African Airlines Record 7.8% Traffic Growth in 2025
African airlines recorded a 7.8 percent increase in annual passenger traffic in 2025, according to the full-year report released by the International Air Transport Association (IATA) on February 5, 2026. This growth, fueled by rising connectivity and an expanding middle class, pushed the region’s load factor a measure of seat occupancy—to a record high of 74.9 percent. While Africa continues to post the lowest load factor globally compared to regions like Asia-Pacific (84.2%) and Europe (84.8%), the 0.9 percentage point improvement represents the strongest year-on-year increase of any global region, signaling a steady optimization of existing capacity.
The 2025 results highlight a significant recovery in air travel demand, with December traffic alone soaring 10.3 percent over the previous year. This surge in demand coincided with a 6.5 percent expansion in capacity by African carriers, as airlines worked to capitalize on both intra-African and international travel flows. Globally, total passenger demand rose 5.3 percent, indicating that African aviation is currently outpacing the global average in terms of growth momentum as the industry returns to historical patterns following the post-COVID rebound.
Despite the record traffic, the sector faces a “double-edged sword” of rising demand and critical supply chain constraints. IATA Director General Willie Walsh noted that while travelers are eager to fly, airlines were “continually disappointed” by unreliable delivery schedules for new aircraft and engines. These bottlenecks, combined with limited maintenance capacity, have forced African carriers to keep older, less fuel-efficient aircraft in service longer. The resulting cost increases are estimated to exceed $11 billion globally, a figure that places a disproportionate burden on African airlines already operating on thin margins of approximately $1.20 net profit per seat.
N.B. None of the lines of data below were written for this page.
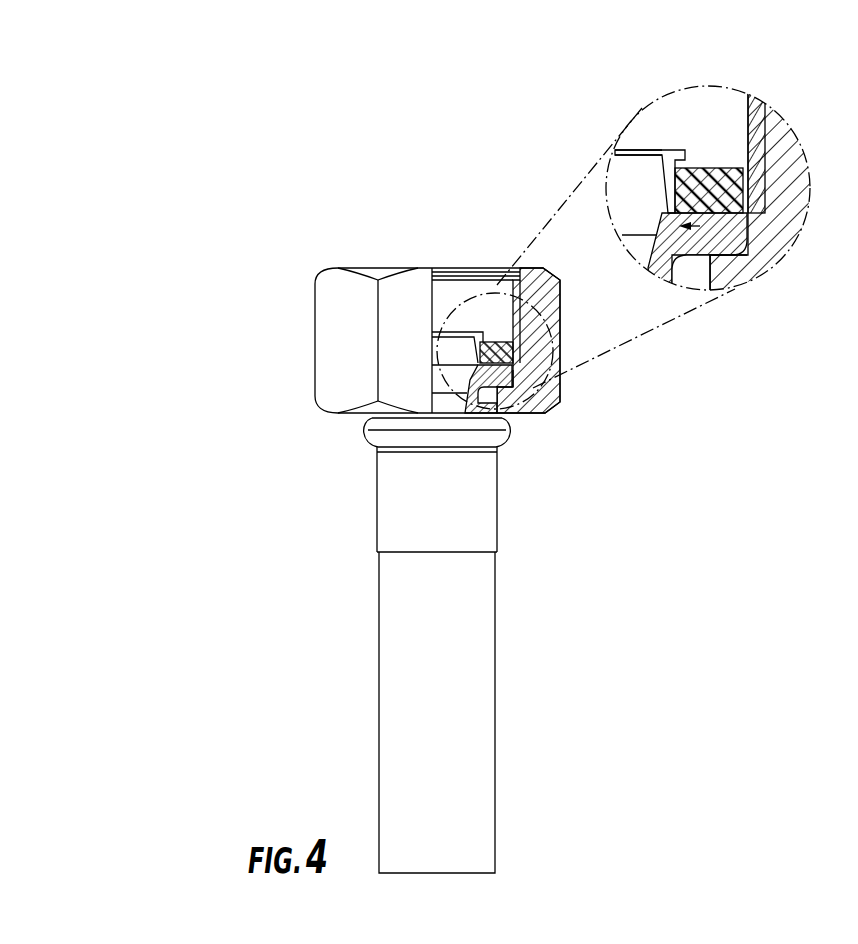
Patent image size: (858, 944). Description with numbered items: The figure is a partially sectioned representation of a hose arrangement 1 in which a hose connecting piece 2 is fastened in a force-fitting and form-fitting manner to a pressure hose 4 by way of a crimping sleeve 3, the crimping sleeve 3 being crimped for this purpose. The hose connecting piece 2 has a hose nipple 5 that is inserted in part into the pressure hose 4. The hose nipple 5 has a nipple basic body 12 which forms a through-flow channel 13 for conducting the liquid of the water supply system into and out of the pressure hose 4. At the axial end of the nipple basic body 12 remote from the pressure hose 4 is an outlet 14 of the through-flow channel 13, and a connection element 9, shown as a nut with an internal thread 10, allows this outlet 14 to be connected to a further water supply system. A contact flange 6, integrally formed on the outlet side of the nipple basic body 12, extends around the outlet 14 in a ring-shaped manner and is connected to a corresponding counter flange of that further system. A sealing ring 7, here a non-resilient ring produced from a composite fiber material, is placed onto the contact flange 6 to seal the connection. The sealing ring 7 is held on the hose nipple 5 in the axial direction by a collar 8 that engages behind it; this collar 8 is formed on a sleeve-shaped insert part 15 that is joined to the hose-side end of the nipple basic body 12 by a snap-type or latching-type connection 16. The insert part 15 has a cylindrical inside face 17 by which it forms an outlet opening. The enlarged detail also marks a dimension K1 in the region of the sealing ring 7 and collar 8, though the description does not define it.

The hose arrangement 1 is at (225, 560).
The hose connecting piece 2 is at (309, 448).
The crimping sleeve 3 is at (472, 527).
The pressure hose 4 is at (450, 705).
The hose nipple 5 is at (510, 403).
The contact flange 6 is at (749, 295).
The sealing ring 7 is at (712, 180).
The collar 8 is at (683, 132).
The connection element 9 is at (540, 315).
The internal thread 10 is at (492, 282).
The nipple basic body 12 is at (667, 280).
The through-flow channel 13 is at (441, 375).
The outlet 14 is at (731, 242).
The sleeve-shaped insert part 15 is at (624, 123).
The snap-type or latching-type connection 16 is at (745, 188).
The cylindrical inside face 17 is at (629, 173).
The gap K1 is at (542, 381).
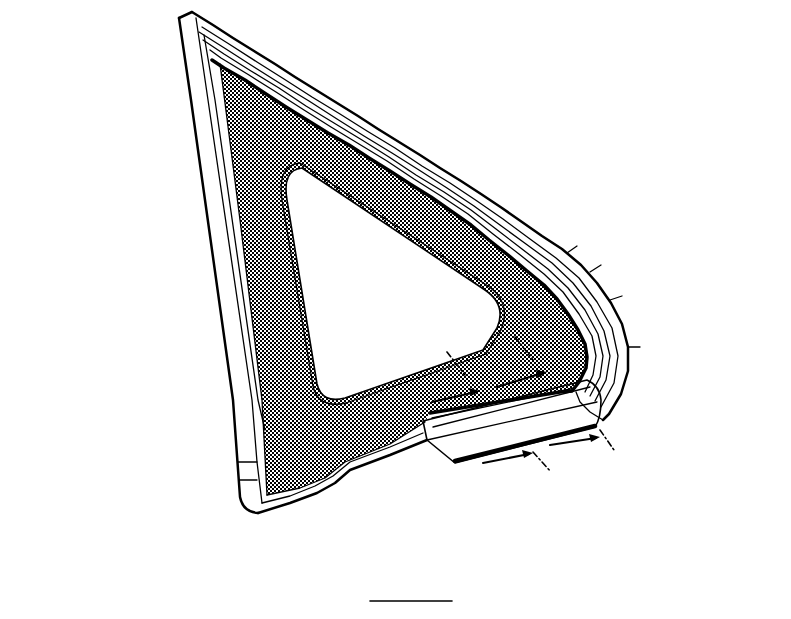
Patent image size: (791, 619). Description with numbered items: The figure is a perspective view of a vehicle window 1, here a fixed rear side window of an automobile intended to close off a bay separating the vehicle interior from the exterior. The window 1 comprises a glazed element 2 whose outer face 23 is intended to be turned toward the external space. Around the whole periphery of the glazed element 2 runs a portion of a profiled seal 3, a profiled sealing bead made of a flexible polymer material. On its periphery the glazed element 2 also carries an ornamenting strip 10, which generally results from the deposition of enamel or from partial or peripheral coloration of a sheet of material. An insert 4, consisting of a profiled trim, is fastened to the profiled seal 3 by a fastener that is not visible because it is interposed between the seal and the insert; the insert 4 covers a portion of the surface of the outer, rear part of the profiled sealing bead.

The window 1 is at (133, 137).
The glazed element 2 is at (382, 360).
The profiled seal 3 is at (623, 318).
The insert 4 is at (490, 438).
The ornamenting strip 10 is at (266, 238).
The outer face 23 is at (391, 306).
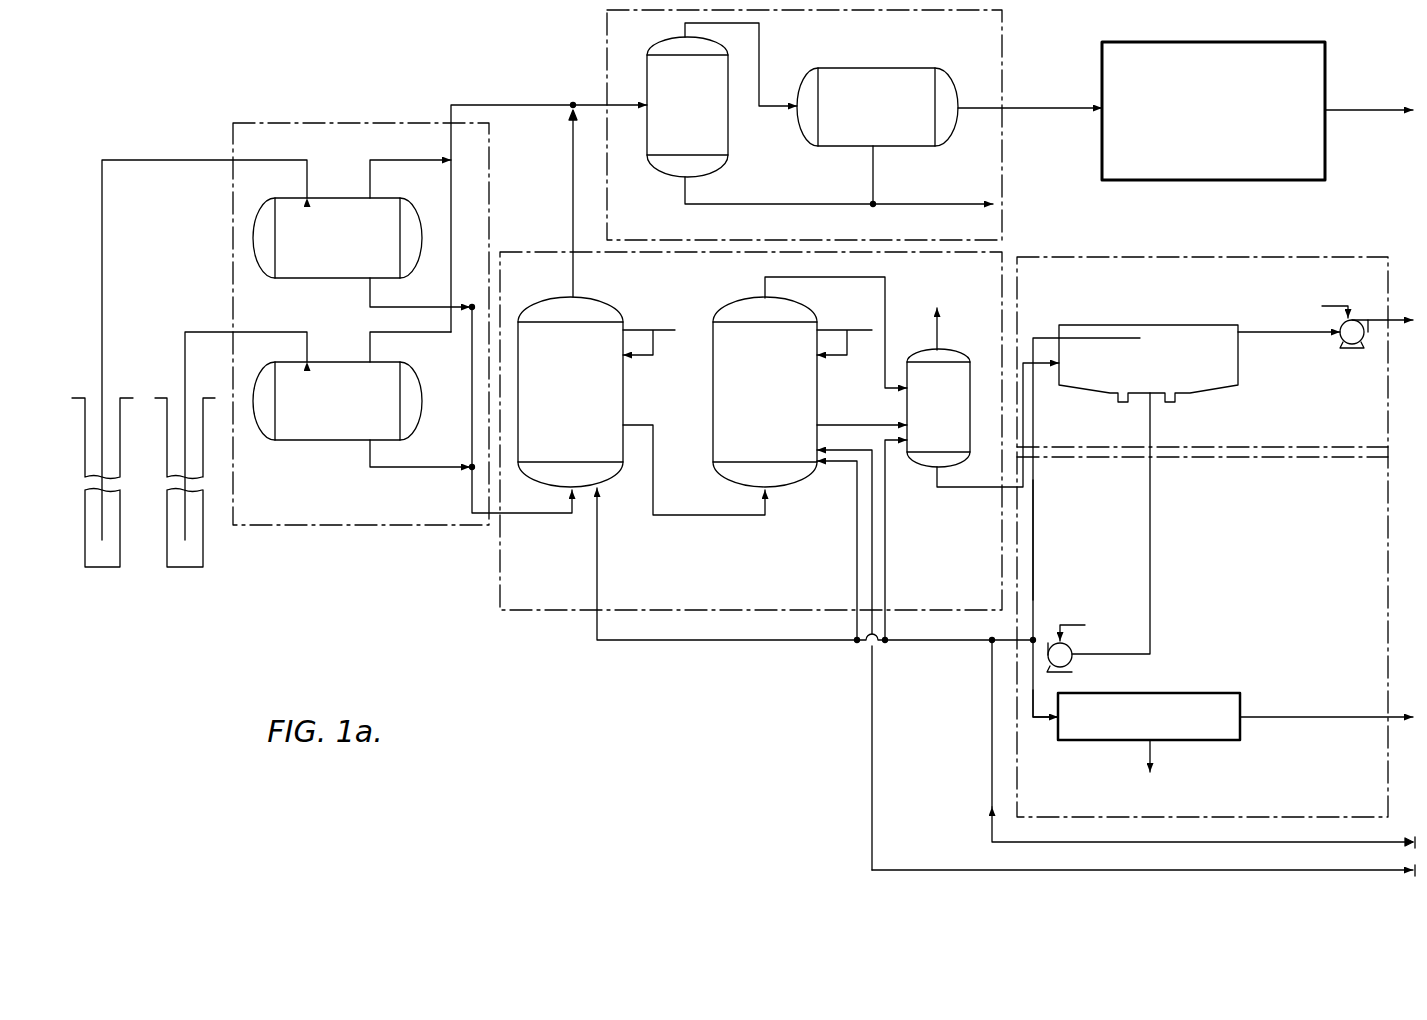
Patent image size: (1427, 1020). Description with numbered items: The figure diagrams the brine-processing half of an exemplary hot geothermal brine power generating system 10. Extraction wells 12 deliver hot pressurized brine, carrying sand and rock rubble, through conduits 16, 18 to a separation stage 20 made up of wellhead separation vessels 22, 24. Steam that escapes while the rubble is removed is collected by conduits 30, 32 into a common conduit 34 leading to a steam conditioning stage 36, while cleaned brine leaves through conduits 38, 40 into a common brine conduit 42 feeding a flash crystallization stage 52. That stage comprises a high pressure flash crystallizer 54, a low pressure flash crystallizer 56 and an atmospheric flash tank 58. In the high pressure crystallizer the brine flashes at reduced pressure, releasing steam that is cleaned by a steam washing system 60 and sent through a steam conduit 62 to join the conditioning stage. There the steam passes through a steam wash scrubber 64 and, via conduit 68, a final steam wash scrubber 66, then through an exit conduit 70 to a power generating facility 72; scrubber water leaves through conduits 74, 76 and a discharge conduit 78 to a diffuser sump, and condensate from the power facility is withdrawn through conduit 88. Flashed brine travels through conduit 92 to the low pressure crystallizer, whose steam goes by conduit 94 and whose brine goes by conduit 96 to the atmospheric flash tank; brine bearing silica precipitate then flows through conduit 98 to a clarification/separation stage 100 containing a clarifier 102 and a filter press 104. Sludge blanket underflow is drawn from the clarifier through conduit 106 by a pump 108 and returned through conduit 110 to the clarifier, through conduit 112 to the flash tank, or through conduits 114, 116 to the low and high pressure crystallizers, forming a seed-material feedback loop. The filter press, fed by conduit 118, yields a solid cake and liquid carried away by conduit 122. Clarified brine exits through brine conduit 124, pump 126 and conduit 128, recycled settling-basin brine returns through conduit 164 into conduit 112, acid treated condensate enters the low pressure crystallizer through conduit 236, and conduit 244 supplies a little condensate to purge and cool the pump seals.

The geothermal brine power generating system 10 is at (745, 735).
The extraction wells 12 is at (120, 561).
The conduit 16 is at (102, 214).
The conduit 18 is at (185, 348).
The separation stage 20 is at (307, 121).
The wellhead separation vessel 22 is at (315, 278).
The wellhead separation vessel 24 is at (315, 440).
The conduit 30 is at (402, 158).
The conduit 32 is at (408, 333).
The common conduit 34 is at (548, 108).
The steam conditioning stage 36 is at (607, 50).
The conduit 38 is at (372, 300).
The conduit 40 is at (372, 462).
The common brine conduit 42 is at (525, 517).
The flash crystallization stage 52 is at (545, 614).
The high pressure flash crystallizer 54 is at (623, 412).
The low pressure flash crystallizer 56 is at (817, 414).
The atmospheric flash tank 58 is at (955, 352).
The steam washing system 60 is at (636, 316).
The steam conduit 62 is at (573, 205).
The steam wash scrubber 64 is at (728, 150).
The final steam wash scrubber 66 is at (880, 68).
The conduit 68 is at (759, 47).
The exit conduit 70 is at (992, 108).
The power generating facility 72 is at (1158, 42).
The conduit 74 is at (790, 204).
The conduit 76 is at (873, 175).
The discharge conduit 78 is at (946, 205).
The condensate conduit 88 is at (1335, 110).
The conduit 92 is at (653, 493).
The conduit 94 is at (855, 277).
The conduit 96 is at (880, 428).
The conduit 98 is at (1033, 427).
The clarification/separation stage 100 is at (1163, 256).
The clarifier 102 is at (1170, 325).
The filter press 104 is at (1190, 693).
The conduit 106 is at (1150, 480).
The pump 108 is at (1075, 666).
The conduit 110 is at (1033, 539).
The conduit 112 is at (885, 547).
The conduit 114 is at (857, 592).
The conduit 116 is at (830, 642).
The conduit 118 is at (1038, 720).
The conduit 122 is at (1375, 720).
The brine conduit 124 is at (1305, 335).
The pump 126 is at (1340, 345).
The conduit 128 is at (1395, 322).
The conduit 164 is at (1358, 846).
The conduit 236 is at (1363, 874).
The conduit 244 is at (1093, 632).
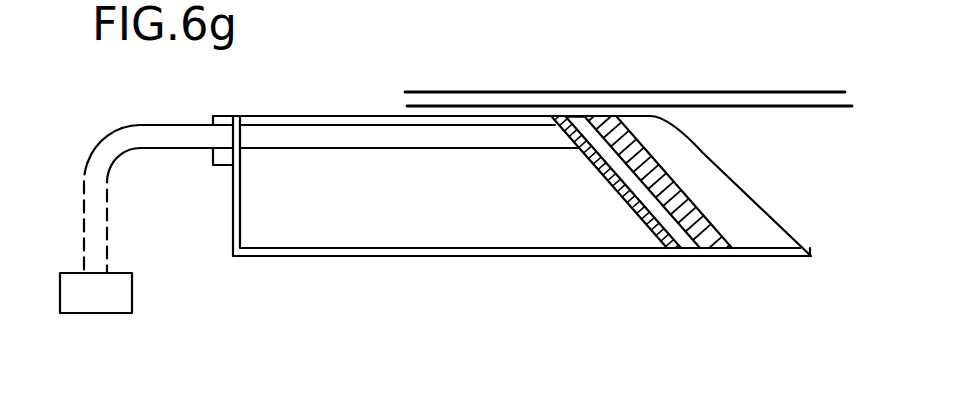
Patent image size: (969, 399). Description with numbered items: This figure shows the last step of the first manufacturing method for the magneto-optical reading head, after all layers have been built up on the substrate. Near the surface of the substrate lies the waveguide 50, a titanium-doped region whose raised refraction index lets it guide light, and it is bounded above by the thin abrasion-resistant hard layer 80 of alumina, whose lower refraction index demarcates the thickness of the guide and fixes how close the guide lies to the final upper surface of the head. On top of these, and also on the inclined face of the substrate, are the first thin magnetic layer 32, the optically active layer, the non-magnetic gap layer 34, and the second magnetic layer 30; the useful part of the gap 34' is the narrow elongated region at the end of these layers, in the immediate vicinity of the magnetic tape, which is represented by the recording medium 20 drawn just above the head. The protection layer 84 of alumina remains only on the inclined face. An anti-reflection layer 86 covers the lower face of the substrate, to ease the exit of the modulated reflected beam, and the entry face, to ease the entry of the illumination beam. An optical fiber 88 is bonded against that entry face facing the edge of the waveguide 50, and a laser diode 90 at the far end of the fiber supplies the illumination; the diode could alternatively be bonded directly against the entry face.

The sheet 20 is at (457, 100).
The second magnetic layer 30 is at (725, 254).
The first thin magnetic layer 32 is at (665, 250).
The non-magnetic layer 34 is at (658, 219).
The useful part of the gap 34' is at (592, 84).
The waveguide 50 is at (287, 135).
The abrasion-resistant hard layer 80 is at (353, 122).
The protection layer 84 is at (743, 203).
The anti-reflection layer 86 is at (233, 232).
The optical fiber 88 is at (137, 125).
The laser diode 90 is at (125, 304).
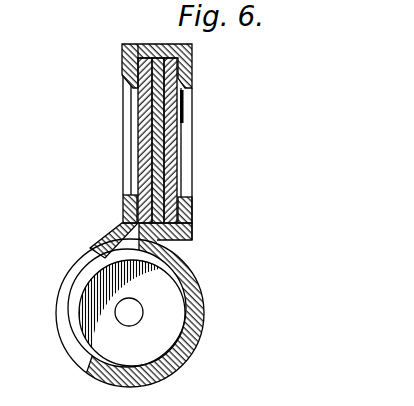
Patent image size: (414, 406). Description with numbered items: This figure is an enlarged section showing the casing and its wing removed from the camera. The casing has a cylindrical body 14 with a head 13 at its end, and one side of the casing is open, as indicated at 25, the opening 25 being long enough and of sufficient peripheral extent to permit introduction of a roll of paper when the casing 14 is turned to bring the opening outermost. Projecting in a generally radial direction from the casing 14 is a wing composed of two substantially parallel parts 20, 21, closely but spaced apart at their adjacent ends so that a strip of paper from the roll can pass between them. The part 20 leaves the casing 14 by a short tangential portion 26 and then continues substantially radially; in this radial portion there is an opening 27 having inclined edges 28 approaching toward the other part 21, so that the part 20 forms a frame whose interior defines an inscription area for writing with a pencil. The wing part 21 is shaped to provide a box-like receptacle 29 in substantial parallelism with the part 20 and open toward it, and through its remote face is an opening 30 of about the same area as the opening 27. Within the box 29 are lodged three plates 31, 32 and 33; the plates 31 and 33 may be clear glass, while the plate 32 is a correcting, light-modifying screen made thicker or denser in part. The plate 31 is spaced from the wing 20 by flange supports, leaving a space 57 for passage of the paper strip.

The space 57 is at (138, 45).
The wing part 20 is at (122, 66).
The wing part 21 is at (192, 70).
The plate 31 is at (142, 108).
The plate 32 is at (177, 147).
The plate 33 is at (181, 125).
The opening 30 is at (184, 180).
The opening 27 is at (131, 165).
The inclined edges 28 is at (123, 200).
The tangential portion 26 is at (103, 236).
The box-like receptacle 29 is at (158, 241).
The opening 25 is at (68, 337).
The cylindrical body 14 is at (203, 303).
The head 13 is at (162, 338).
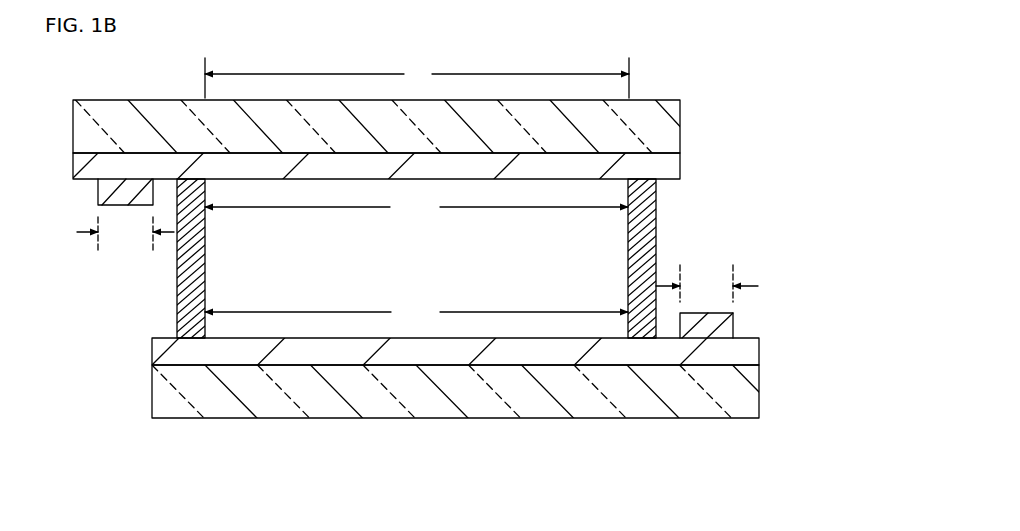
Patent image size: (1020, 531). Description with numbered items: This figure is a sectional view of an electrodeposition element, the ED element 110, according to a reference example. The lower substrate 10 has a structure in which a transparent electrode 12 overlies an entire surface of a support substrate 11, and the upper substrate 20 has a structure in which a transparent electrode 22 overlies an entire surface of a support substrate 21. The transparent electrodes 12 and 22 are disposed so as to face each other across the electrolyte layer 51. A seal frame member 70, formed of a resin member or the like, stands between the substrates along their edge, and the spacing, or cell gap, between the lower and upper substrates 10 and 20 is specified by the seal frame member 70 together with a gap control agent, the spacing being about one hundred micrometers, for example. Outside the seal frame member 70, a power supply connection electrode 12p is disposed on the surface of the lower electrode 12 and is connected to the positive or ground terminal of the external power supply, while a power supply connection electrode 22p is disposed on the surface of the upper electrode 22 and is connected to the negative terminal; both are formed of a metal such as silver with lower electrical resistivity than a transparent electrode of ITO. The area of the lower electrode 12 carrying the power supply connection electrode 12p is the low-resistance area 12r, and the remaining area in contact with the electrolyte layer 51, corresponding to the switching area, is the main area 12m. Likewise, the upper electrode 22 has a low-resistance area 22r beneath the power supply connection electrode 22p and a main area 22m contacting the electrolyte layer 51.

The ED element 110 is at (829, 441).
The lower substrate 10 is at (440, 336).
The support substrate 11 is at (492, 391).
The transparent electrode 12 is at (492, 306).
The power supply connection electrode 12p is at (750, 314).
The low-resistance area 12r is at (706, 285).
The main area 12m is at (416, 312).
The upper substrate 20 is at (394, 161).
The support substrate 21 is at (413, 126).
The transparent electrode 22 is at (394, 208).
The power supply connection electrode 22p is at (94, 196).
The low-resistance area 22r is at (125, 233).
The main area 22m is at (416, 207).
The electrolyte layer 51 is at (573, 249).
The seal frame member 70 is at (415, 257).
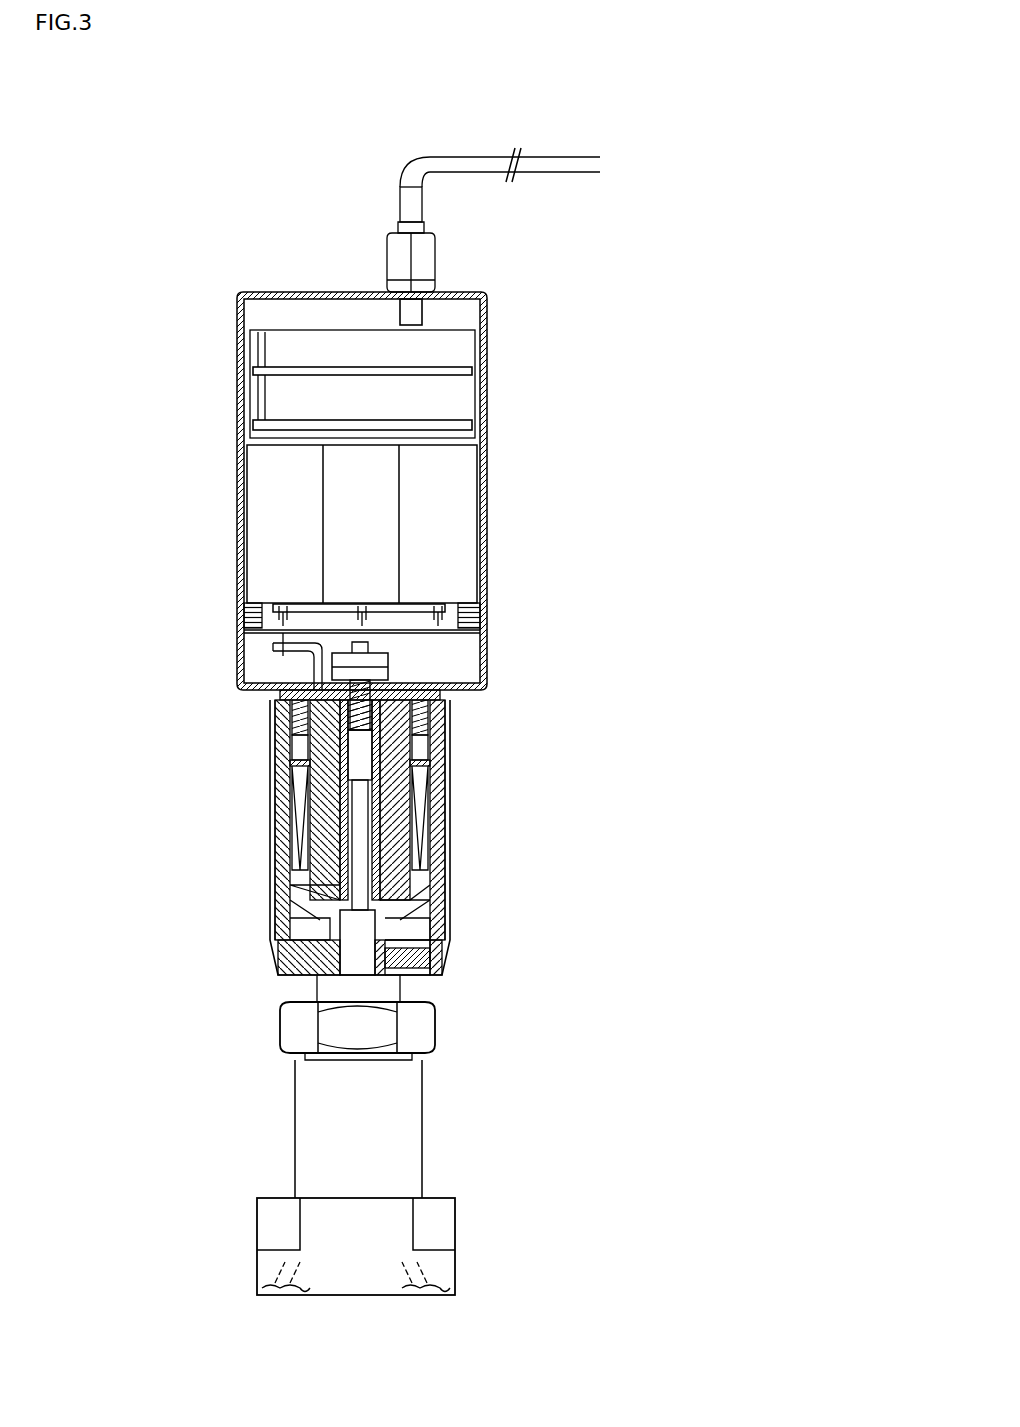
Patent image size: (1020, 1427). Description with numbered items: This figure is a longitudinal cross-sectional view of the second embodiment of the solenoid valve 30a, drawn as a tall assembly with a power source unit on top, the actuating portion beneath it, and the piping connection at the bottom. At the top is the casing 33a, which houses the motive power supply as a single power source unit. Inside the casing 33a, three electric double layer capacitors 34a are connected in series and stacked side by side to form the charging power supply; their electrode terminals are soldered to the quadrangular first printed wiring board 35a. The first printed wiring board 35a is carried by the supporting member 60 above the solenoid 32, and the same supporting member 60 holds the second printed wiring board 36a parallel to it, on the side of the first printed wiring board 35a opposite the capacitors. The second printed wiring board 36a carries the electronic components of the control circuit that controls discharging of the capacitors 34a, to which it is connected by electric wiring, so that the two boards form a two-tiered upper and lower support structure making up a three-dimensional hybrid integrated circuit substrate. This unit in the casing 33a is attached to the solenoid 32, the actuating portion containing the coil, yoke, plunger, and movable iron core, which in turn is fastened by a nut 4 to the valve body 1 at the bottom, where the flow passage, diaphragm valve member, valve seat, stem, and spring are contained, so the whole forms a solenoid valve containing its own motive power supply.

The economic implications for the continent are profound. Aviation serves as a vital engine for Nigeria’s and Africa’s broader GDP goals, particularly as the region moves toward the 2027 broadband and infrastructure targets. However, the high operating costs often 15 percent above global norms due to heavy taxes and levies remain a barrier to sustainable expansion. In Nigeria, Murtala Muhammed International Airport in Lagos remained a top-ten hub for departing seats in December, yet the country, like its neighbors, struggles with the “security premium” and fuel price volatility that inflate the cost of air travel.
Historically, Africa’s aviation market has been fragmented, with international hubs growing faster than underserved domestic routes. The 2025 data suggests a shift, as newer connectivity links such as Air Tanzania’s Dar es Salaam to Accra service begin to support east-west travel. Furthermore, the cargo sector remains a standout performer; African airlines saw a 6.0 percent rise in annual cargo demand, with November 2025 alone recording a 15.6 percent jump. This growth is largely driven by trade activity on the Africa-Asia lane and a shift toward air freight for high-value goods as shippers navigate global trade re-routing.
As the industry moves into 2026, IATA forecasts a global passenger growth of 4.4 percent, reaching approximately 5.2 billion travelers. For African carriers, the challenge will be transitioning from “band-aid” measures like maximizing seat utilization on aging fleets to a real solution involving fleet renewal and decarbonization. To achieve this, industry leaders argue that governments must provide favorable fiscal frameworks and support the development of sustainable aviation fuel (SAF) production to protect long-term growth.
The 2025 performance underscores Africa’s role as a core engine of global air transport growth. While structural constraints like safety gaps and high taxes continue to undermine profitability, the unprecedented demand levels provide a foundation for a more ambitious aviation future. For Nigeria, maintaining the momentum of its major hubs while addressing the underlying costs of operation will be critical to supporting its $1 trillion GDP target and ensuring that the aviation sector remains a resilient pillar of the national economy.